Paura, rabbia, disperazione, impotenza, senso di abbandono. Questo traspare dalla parole dei residenti che hanno perso tutto, e oltre a mobili e suppellettili, anche la fiducia nelle istituzioni. L’esondazione dell’alveo Casamarciano ha piegato le speranze di cittadini nolani, sottoposti senza tutela alla furia delle acque.

Il problema è datato, con il reticolo di alvei che attraversano il territorio comunale di Nola, che rappresentano il pericolo ad ogni precipitazione intensa. Già il 5 settembre scorso le acque invasero le abitazioni, e le pompe idrovore dovettero lavorare insieme ai residenti e ai vigili del fuoco, per aspirare le acque, consentendo a fango e melma di coprire ogni cosa. Inutili gli appelli, le istanze al comune di Nola, le chiacchiere inutili dallo stesso finale: il comune non ha competenza, l’ente non ha i soldi per pulire e dragare i canali. Insomma nessuna speranza nelle istituzioni, ma nella clemenza del tempo, con la pioggia che costringe i residenti a dormire vestiti per la paura di essere sorpresi dall’acqua nel sonno.

Il problema è la presenza di una grossa quantità di sedime che ha alzato il letto del torrente, che ingrossandosi rompe gli argini ed invade la campagna circostante con le acque che si sono scavate un corso di deflusso che si ferma proprio nell’area delle due abitazioni.

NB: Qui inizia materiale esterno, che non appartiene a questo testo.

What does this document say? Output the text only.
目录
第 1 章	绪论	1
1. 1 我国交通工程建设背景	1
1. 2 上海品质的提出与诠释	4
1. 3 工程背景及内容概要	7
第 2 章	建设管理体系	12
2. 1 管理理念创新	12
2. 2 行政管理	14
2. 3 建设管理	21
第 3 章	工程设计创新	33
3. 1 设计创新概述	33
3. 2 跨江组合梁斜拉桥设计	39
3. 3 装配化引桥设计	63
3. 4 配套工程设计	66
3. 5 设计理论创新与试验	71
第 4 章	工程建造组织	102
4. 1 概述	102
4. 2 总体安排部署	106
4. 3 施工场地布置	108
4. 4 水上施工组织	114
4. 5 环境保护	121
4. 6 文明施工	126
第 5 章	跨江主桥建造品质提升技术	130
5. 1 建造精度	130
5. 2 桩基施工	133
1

I residenti si chiedono cosa bisogna ancora aspettare, noi diciamo di provarlo a chiedere agli abitanti di via dei Cipressi. Esempio di impotenza per tante amministrazioni, con gli abitanti costretti a convivere con una strada che diventa fiume ad ogni pioggia intensa, e stanchi di chiedere soluzioni ad un problema che nessuno vuole risolvere.